Many years ago at $WORK we had an in house IRC server (pre-Slack). It was well archived and logs were easily searchable. It was a pretty easy setup.
And for IRC, I think this is a good compromise between "everything is public at all times" and "everything is walled off and private at all times".
If you want to have a log of your use, it's possible. If the org running the server wants a log, they can do that too. Is that possible with something like Discord?
The point still stands. Regardless of how easy it might be to access logs, not a single popular Freenode (or otherwise) server I spent years chatting on has an archive online.
It might as well have all taken place on Discord.
Turns out what matters isn’t how easy it is to access logs but whether anyone cares to do it.
I’m not exactly sure why you think that matters. Everyone in those channels have logs that any program can read.
The point that I am making is that the capability and software exists, even for others to view, if you want. I mean: did you need an account or specialised client for these logs?
Thats the point.
Be the change you want to see if you want archives uploaded. Or, do what others do: grep your local files or znc logs.
Being knowingly throwaway meant that any long term knowledge got turned into a blog post, documentation, a forum thread, or a search engine indexable logs-to-html site in the worst case.
With discord the message might get pinned if a mod thinks it was useful and remains undiscoverable for the majority of people
> remains undiscoverable for the majority of people
IME it doesn't work very well. If you hang around a discord server long enough you see the same conversations happening over and over and over. And the app is not good at helping you finding old conversations (which is why they are repeated endlessly).
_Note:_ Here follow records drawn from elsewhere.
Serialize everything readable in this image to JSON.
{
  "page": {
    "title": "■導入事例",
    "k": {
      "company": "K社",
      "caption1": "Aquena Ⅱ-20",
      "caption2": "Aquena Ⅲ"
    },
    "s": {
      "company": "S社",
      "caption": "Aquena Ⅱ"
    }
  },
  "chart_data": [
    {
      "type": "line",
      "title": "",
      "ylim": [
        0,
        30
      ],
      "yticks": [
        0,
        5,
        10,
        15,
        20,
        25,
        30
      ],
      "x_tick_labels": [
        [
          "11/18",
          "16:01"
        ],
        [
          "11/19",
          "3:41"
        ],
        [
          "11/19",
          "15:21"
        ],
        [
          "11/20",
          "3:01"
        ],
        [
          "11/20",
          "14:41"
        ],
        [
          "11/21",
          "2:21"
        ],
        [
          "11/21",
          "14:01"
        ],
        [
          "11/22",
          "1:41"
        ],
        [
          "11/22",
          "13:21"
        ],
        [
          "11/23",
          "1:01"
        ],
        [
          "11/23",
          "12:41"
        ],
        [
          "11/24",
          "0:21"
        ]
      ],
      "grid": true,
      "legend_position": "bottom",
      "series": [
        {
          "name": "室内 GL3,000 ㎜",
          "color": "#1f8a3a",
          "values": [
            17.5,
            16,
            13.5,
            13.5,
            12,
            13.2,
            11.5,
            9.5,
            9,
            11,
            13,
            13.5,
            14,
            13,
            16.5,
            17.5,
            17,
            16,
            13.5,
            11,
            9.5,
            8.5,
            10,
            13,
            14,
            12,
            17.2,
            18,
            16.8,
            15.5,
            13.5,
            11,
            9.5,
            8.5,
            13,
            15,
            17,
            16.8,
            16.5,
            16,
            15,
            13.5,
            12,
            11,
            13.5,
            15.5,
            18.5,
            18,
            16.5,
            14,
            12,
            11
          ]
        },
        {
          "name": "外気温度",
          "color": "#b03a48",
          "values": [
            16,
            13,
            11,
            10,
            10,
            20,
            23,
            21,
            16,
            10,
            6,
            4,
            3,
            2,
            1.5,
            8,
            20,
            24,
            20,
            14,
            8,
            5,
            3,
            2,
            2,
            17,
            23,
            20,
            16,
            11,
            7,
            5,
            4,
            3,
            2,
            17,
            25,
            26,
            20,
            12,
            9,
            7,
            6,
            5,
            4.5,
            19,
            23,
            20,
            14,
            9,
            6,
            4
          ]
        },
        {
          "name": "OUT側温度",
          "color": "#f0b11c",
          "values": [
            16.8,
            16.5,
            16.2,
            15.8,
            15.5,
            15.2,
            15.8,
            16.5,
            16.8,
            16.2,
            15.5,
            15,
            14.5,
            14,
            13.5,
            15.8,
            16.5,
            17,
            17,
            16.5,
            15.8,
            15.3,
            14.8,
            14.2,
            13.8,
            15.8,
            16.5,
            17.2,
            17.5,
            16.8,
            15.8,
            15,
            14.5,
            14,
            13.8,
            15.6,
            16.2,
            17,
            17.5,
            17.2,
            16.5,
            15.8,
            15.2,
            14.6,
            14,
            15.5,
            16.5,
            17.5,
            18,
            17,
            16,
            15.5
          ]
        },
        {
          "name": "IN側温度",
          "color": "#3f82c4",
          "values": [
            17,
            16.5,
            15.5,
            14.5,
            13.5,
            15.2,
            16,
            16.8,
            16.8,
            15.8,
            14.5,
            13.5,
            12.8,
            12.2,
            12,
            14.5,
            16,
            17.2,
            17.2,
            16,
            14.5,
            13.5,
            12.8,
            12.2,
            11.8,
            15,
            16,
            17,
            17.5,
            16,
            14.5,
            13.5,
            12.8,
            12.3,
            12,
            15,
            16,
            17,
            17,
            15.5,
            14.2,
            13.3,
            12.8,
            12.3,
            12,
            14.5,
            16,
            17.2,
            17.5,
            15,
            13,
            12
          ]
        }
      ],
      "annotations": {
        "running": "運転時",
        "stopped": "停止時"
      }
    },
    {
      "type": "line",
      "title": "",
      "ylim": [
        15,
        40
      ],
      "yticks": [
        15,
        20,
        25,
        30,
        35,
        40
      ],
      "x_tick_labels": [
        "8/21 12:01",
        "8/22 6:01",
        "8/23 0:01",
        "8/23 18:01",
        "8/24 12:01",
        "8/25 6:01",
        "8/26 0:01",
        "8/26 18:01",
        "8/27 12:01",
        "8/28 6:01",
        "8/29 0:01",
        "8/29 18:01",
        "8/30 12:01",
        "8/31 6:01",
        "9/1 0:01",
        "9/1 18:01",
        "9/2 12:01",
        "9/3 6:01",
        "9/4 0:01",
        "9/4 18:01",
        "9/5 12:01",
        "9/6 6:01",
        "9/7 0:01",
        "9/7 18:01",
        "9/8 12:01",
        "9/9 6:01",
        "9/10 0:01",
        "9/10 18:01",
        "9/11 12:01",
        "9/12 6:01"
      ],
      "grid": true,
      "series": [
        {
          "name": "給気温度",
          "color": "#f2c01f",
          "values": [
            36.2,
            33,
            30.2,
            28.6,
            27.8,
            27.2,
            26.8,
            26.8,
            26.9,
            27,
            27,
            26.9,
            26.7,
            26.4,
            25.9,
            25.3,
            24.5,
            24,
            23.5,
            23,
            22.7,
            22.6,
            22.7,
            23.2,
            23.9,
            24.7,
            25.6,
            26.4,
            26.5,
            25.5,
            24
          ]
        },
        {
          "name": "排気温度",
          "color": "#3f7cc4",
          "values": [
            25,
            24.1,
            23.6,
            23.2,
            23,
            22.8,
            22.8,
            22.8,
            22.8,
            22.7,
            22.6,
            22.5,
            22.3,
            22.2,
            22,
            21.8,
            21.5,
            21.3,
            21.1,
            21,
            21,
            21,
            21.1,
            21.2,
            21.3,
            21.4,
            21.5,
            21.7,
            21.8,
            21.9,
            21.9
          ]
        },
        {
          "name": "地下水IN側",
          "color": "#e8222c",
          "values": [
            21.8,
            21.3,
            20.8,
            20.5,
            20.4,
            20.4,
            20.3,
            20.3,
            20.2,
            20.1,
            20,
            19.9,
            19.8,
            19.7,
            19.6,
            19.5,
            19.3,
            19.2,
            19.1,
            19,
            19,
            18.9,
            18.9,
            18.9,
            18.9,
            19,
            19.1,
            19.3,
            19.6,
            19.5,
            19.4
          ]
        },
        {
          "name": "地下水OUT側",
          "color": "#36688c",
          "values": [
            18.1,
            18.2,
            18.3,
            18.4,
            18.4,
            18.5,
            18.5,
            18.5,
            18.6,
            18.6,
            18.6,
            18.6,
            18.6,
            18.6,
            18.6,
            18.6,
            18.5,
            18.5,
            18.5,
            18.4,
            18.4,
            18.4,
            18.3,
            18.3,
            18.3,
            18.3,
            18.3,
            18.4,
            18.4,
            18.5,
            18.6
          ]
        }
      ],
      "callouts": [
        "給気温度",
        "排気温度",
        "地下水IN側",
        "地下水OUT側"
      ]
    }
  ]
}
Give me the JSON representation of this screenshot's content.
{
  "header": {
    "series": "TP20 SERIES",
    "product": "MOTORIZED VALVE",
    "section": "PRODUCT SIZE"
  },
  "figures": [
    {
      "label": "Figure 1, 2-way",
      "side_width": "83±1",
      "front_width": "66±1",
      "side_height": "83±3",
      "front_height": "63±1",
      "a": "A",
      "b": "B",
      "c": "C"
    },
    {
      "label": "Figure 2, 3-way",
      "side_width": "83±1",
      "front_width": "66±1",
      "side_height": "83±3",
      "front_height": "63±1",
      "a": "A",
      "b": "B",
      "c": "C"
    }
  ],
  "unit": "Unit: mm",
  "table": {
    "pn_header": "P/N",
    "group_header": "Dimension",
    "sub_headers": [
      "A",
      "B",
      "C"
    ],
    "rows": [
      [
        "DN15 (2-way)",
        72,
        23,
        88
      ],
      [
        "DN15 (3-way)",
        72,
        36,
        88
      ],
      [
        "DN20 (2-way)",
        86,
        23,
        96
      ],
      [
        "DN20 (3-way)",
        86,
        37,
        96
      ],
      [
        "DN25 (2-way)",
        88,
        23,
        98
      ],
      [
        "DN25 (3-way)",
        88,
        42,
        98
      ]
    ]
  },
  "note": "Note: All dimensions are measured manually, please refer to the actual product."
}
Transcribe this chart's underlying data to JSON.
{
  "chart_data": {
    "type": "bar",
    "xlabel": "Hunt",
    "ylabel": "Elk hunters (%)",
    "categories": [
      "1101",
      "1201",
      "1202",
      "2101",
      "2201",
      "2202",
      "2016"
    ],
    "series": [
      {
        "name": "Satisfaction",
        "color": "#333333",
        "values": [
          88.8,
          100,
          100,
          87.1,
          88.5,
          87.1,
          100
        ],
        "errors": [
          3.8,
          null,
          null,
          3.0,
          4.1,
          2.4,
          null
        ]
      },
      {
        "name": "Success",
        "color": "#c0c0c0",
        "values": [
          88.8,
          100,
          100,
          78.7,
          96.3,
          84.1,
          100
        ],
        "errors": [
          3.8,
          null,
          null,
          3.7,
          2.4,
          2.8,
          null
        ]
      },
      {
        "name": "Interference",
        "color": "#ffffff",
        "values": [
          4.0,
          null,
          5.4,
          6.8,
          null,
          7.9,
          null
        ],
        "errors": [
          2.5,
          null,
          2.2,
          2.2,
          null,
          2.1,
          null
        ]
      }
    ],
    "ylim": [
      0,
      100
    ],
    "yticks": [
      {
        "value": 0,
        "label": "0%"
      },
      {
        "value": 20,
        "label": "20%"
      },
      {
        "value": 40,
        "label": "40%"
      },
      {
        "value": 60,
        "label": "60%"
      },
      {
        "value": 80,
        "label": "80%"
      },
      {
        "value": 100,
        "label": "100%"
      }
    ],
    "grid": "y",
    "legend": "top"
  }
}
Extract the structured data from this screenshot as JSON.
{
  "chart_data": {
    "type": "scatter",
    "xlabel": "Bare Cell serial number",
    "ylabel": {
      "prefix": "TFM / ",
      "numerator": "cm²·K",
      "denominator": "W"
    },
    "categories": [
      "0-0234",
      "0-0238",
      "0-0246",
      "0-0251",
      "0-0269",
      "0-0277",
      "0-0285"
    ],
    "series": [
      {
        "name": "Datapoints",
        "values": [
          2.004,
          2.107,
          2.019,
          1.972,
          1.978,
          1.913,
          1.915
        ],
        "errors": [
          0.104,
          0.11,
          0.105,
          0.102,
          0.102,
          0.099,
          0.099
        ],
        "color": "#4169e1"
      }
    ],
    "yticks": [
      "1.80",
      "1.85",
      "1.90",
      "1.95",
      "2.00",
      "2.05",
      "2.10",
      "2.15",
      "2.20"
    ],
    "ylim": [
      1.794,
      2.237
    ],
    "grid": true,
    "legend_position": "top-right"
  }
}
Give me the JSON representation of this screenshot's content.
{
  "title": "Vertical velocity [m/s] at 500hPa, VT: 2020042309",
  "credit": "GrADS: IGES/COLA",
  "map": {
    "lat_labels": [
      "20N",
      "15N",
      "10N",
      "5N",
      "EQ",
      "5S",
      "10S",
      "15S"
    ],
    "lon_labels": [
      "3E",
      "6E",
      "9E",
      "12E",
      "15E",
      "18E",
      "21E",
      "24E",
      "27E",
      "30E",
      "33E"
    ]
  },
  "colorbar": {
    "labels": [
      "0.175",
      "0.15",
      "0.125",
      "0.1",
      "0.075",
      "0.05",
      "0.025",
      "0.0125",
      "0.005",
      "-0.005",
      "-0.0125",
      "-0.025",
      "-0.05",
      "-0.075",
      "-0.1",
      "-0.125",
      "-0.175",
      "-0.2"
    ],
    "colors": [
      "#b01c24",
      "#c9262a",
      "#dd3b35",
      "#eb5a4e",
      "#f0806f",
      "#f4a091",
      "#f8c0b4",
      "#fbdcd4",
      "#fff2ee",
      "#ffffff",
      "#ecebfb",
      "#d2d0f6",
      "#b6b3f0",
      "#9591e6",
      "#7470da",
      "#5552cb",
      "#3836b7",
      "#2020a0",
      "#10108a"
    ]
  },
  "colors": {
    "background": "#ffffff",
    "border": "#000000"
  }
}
It's also very bad at resuming where you left off, so it's incredibly difficult to follow an active thread without missing anything:
Lots of people log channels, and that is another discussion when you see yourself online. They usually mention it in the topic though that the channel is logged.
For me, a "walled garden" is also something controlled and regulated by a party I have no influence over. They can arbitrarily make and change rules and decide who to let in or not, which feature to drop, how the UX looks like etc.
IRC is an open, community protocol, and as such not a walled garden. Even if I'm not involved, which I could be, I trust the composition of people there much more than any single commercial actor. The power dynamics are fundamentally different.
A single instance (an IRC network) may be a "walled garden", in control of the group that runs it. The incentives are different. Also because people can simply migrate to another network given the open protocol (and different, third party clients; the API cannot be shut down like with Twitter/X). Historical example e.g. Freenode ownership change.
It's not a website a search engine can crawl but anyone on the internet can log all the messages on IRC as long as they want without any restrictions. In fact if you are nice, you will never need to login and can have conversation for as long as you want with a guest login. It is not a walled garden.
A walled garden is a platform where auth is required to come in and user content is owned and stuck within.
IRC is not a walled garden. You will have a better time registering with Nickserv, but you can pull content and logs channels. So, more like a fenced meadow.